In the cases of legal person or their managers, agents or representatives if convicted of this crime, they shall be made subject to a fine of not less than UAE Dirhams five hundred thousand (AED 500,000) but not exceedingly more than UAE Dirhams fifty million (AED 50,000,000)
A person convicted for attempting the act of money laundering shall be imposed with an punishment of life imprisonment or an temporary imprisonment for a period of at least ten (10) years and a fines of not less than UAE Dirhams three hundred thousand (AED 300,000) but not beyond UAE Dirhams ten million (AED 10,000,000); the same amount of fines shall be applicable on person found using such illicit proceeds to finance the unlawful organization, but with a temporary imprisonment instead of life imprisonment.
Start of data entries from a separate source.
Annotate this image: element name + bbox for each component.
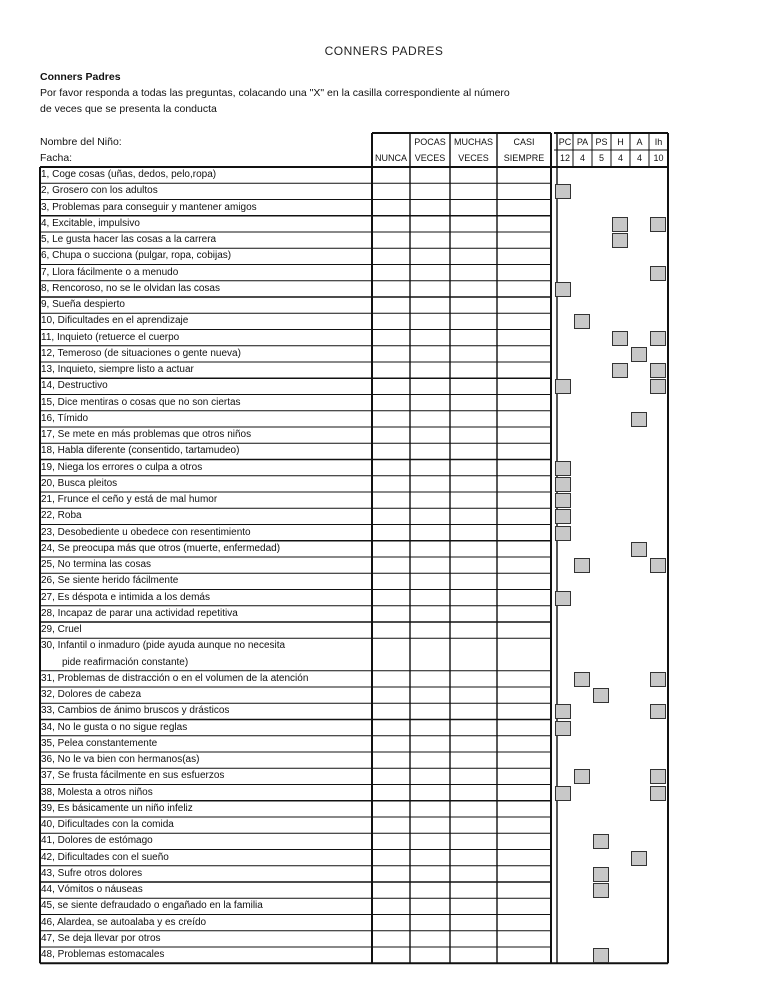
scale-marker-ps: [593, 834, 609, 849]
item-label: 10, Dificultades en el aprendizaje: [41, 315, 189, 327]
item-label: 48, Problemas estomacales: [41, 949, 165, 960]
scale-count: 12: [559, 153, 570, 163]
frequency-header-top: MUCHAS: [453, 137, 493, 147]
scale-code: Ih: [654, 137, 663, 147]
scale-marker-pc: [555, 184, 571, 199]
item-label: 34, No le gusta o no sigue reglas: [41, 721, 188, 733]
instructions-line-2: de veces que se presenta la conducta: [40, 103, 217, 115]
item-label: 15, Dice mentiras o cosas que no son ciertas: [41, 396, 241, 408]
item-label: 19, Niega los errores o culpa a otros: [41, 461, 203, 473]
item-label: 30, Infantil o inmaduro (pide ayuda aunque no necesita: [41, 640, 286, 652]
item-label: 37, Se frusta fácilmente en sus esfuerzos: [41, 770, 225, 782]
scale-code: H: [617, 137, 624, 147]
item-label: 26, Se siente herido fácilmente: [41, 575, 179, 587]
scale-count: 10: [653, 153, 664, 163]
item-label: 12, Temeroso (de situaciones o gente nueva): [41, 347, 241, 359]
scale-marker-pc: [555, 591, 571, 606]
scale-marker-ih: [650, 558, 666, 573]
item-label: 18, Habla diferente (consentido, tartamudeo): [41, 445, 240, 457]
item-label: 27, Es déspota e intimida a los demás: [41, 591, 210, 603]
form-title: Conners Padres: [40, 71, 121, 83]
item-label: 5, Le gusta hacer las cosas a la carrera: [41, 234, 217, 245]
item-label: 43, Sufre otros dolores: [41, 867, 143, 879]
frequency-header: VECES: [458, 153, 489, 163]
item-label: 40, Dificultades con la comida: [41, 819, 174, 830]
scale-marker-ih: [650, 217, 666, 232]
scale-marker-ih: [650, 363, 666, 378]
scale-marker-pc: [555, 461, 571, 476]
item-label: 21, Frunce el ceño y está de mal humor: [41, 494, 218, 505]
item-label: 44, Vómitos o náuseas: [41, 884, 143, 895]
item-label: 32, Dolores de cabeza: [41, 689, 142, 700]
item-label: 24, Se preocupa más que otros (muerte, enfermedad): [41, 542, 281, 554]
item-label: 2, Grosero con los adultos: [41, 185, 158, 197]
item-label: 4, Excitable, impulsivo: [41, 217, 140, 229]
scale-marker-h: [612, 363, 628, 378]
item-label: 46, Alardea, se autoalaba y es creído: [41, 916, 207, 928]
item-label: 20, Busca pleitos: [41, 477, 118, 489]
item-label: 38, Molesta a otros niños: [41, 786, 153, 798]
scale-count: 4: [579, 153, 585, 163]
date-label: Facha:: [40, 152, 73, 164]
scale-marker-pc: [555, 721, 571, 736]
item-label: 1, Coge cosas (uñas, dedos, pelo,ropa): [41, 169, 217, 180]
scale-marker-h: [612, 331, 628, 346]
item-label: 28, Incapaz de parar una actividad repetitiva: [41, 607, 238, 619]
scale-marker-pc: [555, 704, 571, 719]
scale-marker-pc: [555, 477, 571, 492]
scale-marker-ih: [650, 769, 666, 784]
scale-marker-pc: [555, 526, 571, 541]
scale-count: 4: [636, 153, 642, 163]
item-label: 13, Inquieto, siempre listo a actuar: [41, 364, 194, 375]
scale-code: A: [636, 137, 643, 147]
item-label: 31, Problemas de distracción o en el volumen de la atención: [41, 672, 309, 684]
scale-count: 4: [617, 153, 623, 163]
scale-marker-h: [612, 217, 628, 232]
scale-marker-a: [631, 347, 647, 362]
item-label: 23, Desobediente u obedece con resentimiento: [41, 526, 251, 538]
item-label: 8, Rencoroso, no se le olvidan las cosas: [41, 282, 220, 294]
item-label: 17, Se mete en más problemas que otros niños: [41, 429, 252, 440]
item-label: 42, Dificultades con el sueño: [41, 851, 169, 863]
frequency-header: NUNCA: [374, 153, 407, 163]
scale-marker-a: [631, 851, 647, 866]
scale-code: PA: [576, 137, 589, 147]
scale-marker-ps: [593, 867, 609, 882]
scale-marker-a: [631, 542, 647, 557]
item-label: 41, Dolores de estómago: [41, 835, 153, 847]
item-label-continued: pide reafirmación constante): [62, 656, 189, 668]
scale-marker-pc: [555, 786, 571, 801]
scale-marker-ih: [650, 266, 666, 281]
scale-marker-a: [631, 412, 647, 427]
item-label: 7, Llora fácilmente o a menudo: [41, 266, 179, 278]
scale-count: 5: [598, 153, 604, 163]
item-label: 9, Sueña despierto: [41, 299, 125, 310]
frequency-header: VECES: [414, 153, 446, 163]
scale-marker-pa: [574, 558, 590, 573]
scale-marker-pc: [555, 493, 571, 508]
scale-marker-pc: [555, 282, 571, 297]
scale-marker-h: [612, 233, 628, 248]
scale-marker-pa: [574, 769, 590, 784]
scale-marker-pa: [574, 314, 590, 329]
item-label: 47, Se deja llevar por otros: [41, 932, 161, 944]
item-label: 36, No le va bien con hermanos(as): [41, 754, 200, 765]
item-label: 11, Inquieto (retuerce el cuerpo: [41, 331, 180, 343]
frequency-header-top: CASI: [513, 137, 535, 147]
item-label: 33, Cambios de ánimo bruscos y drásticos: [41, 705, 230, 717]
scale-marker-ps: [593, 883, 609, 898]
frequency-header-top: POCAS: [414, 137, 446, 147]
scale-code: PS: [595, 137, 608, 147]
scale-marker-ps: [593, 688, 609, 703]
item-label: 22, Roba: [41, 510, 82, 522]
scale-marker-ih: [650, 672, 666, 687]
item-label: 25, No termina las cosas: [41, 559, 152, 570]
scale-marker-pa: [574, 672, 590, 687]
item-label: 14, Destructivo: [41, 380, 108, 392]
scale-marker-pc: [555, 379, 571, 394]
frequency-header: SIEMPRE: [503, 153, 545, 163]
scale-marker-ps: [593, 948, 609, 963]
item-label: 29, Cruel: [41, 624, 82, 635]
child-name-label: Nombre del Niño:: [40, 136, 122, 148]
item-label: 16, Tímido: [41, 412, 89, 424]
scale-code: PC: [558, 137, 572, 147]
scale-marker-ih: [650, 379, 666, 394]
item-label: 35, Pelea constantemente: [41, 737, 158, 749]
scale-marker-pc: [555, 509, 571, 524]
scale-marker-ih: [650, 331, 666, 346]
instructions-line-1: Por favor responda a todas las preguntas, colacando una "X" en la casilla correspondiente al número: [40, 87, 510, 99]
item-label: 45, se siente defraudado o engañado en la familia: [41, 900, 263, 912]
item-label: 39, Es básicamente un niño infeliz: [41, 802, 193, 814]
item-label: 6, Chupa o succiona (pulgar, ropa, cobijas): [41, 250, 232, 262]
page-header: CONNERS PADRES: [324, 44, 444, 58]
scale-marker-ih: [650, 704, 666, 719]
scale-marker-ih: [650, 786, 666, 801]
item-label: 3, Problemas para conseguir y mantener amigos: [41, 201, 257, 213]
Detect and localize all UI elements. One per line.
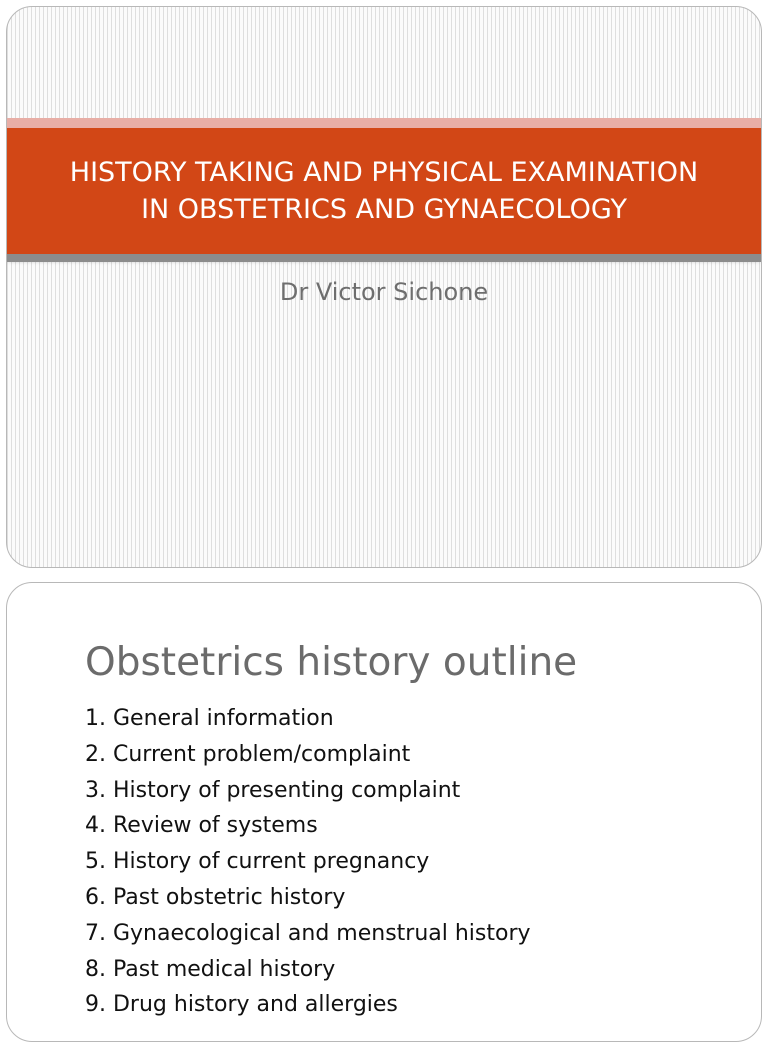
- title-slide: [6, 6, 762, 568]
- list-item: 5. History of current pregnancy: [85, 849, 430, 875]
- list-item: 2. Current problem/complaint: [85, 741, 411, 767]
- list-item: 7. Gynaecological and menstrual history: [85, 920, 531, 946]
- slide-title: HISTORY TAKING AND PHYSICAL EXAMINATION IN OBSTETRICS AND GYNAECOLOGY: [69, 157, 699, 225]
- outline-list: [85, 701, 531, 1023]
- outline-heading: Obstetrics history outline: [85, 640, 578, 685]
- title-top-strip: [7, 118, 761, 128]
- slide-author: Dr Victor Sichone: [279, 278, 489, 306]
- list-item: 8. Past medical history: [85, 956, 336, 982]
- title-band: [7, 128, 761, 254]
- list-item: 4. Review of systems: [85, 813, 318, 839]
- list-item: 3. History of presenting complaint: [85, 777, 461, 803]
- list-item: 1. General information: [85, 706, 334, 731]
- outline-slide: [6, 582, 762, 1042]
- list-item: 6. Past obstetric history: [85, 884, 346, 910]
- list-item: 9. Drug history and allergies: [85, 992, 398, 1018]
- title-bottom-strip: [7, 254, 761, 262]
Any person who deliberately violates or neglects the provisions of article 15 of this law shall be imposed with a fine of not less than UAE Dirhams one hundred thousand (AED 100,000) but not more than UAE Dirhams one million (AED 1,000,000)
Any person who obstructs the investigation procedures by warning, revealing or notifying of any transaction which is under the review by the competent authorities shall be made subject to a fine of not less UAE Dirhams one hundred thousand (AED 100,000) but not more than UAE Dirhams five hundred thousand (AED 500,000) or be imposed with imprisonment for a term of not less than six months
Any person who is found to violate the provisions of this law shall be imposed with imprisonment or a fine of not less UAE Dirhams ten thousand (AED 10,000) but not more than UAE Dirhams one hundred thousand (AED 100,000).
Role of the Central Bank of UAE and the Financial Intelligence Units
The Central Bank of UAE is the regulatory authority over all the financial institutions, whose work is to supervise, monitor, come up with policy-measures and instructions necessary for protecting the credibility of the UAE’s financial system. It also issues licenses to the financial institutions and can take actions against the financial institution which fails to observe the regulations. One of the prominent cabinet decisions which the Central Bank of UAE has passed with respect to combatting the money laundering activities is the Cabinet Decision Number 10 of 2019 concerning the Implementing Regulation (the Implementing Regulations) of Federal Law Number 20 of 2018 on the Anti-Money Laundering and Combatting the Financing of Terrorism and Illegal Organizations. The implementing regulation provides for various provisions like steps to be taken by the financial institution to mitigate risks, principle of due diligence, clearly defines the kinds of financial transactions and various such aspects to ensure an effective implementation of the provisions of the Anti-Money Laundering Law. Article 5 (4) of the Anti-Money Laundering Law states that all the freezing orders of funds held by the financial institution licensed by the Central Bank of UAE, can only be executed through the Central Bank of UAE. Where as the primary role of the independent Financial Intelligence Units (FUIs), as authorized by the Central Bank of UAE, is to send the reports of any suspicious transactions or any other such information on all the financial institutions to the competent authorities for the purpose of analyzing and assessing such reports. It shall also assume the role of exchanging information’s with the FUIs of other countries with regards to any suspicious transaction reports or any other information necessary to detect the suspicious funds. It shall also be responsible to maintain a database of all the vital information available.
Statute of Limitation
The Anti-Money Laundering Law provides in article 29 that the criminal case under this law shall be exempted from the statute of limitation. Therefore, the sanctions shall not lapse with time or with the lapse of any related civil cases.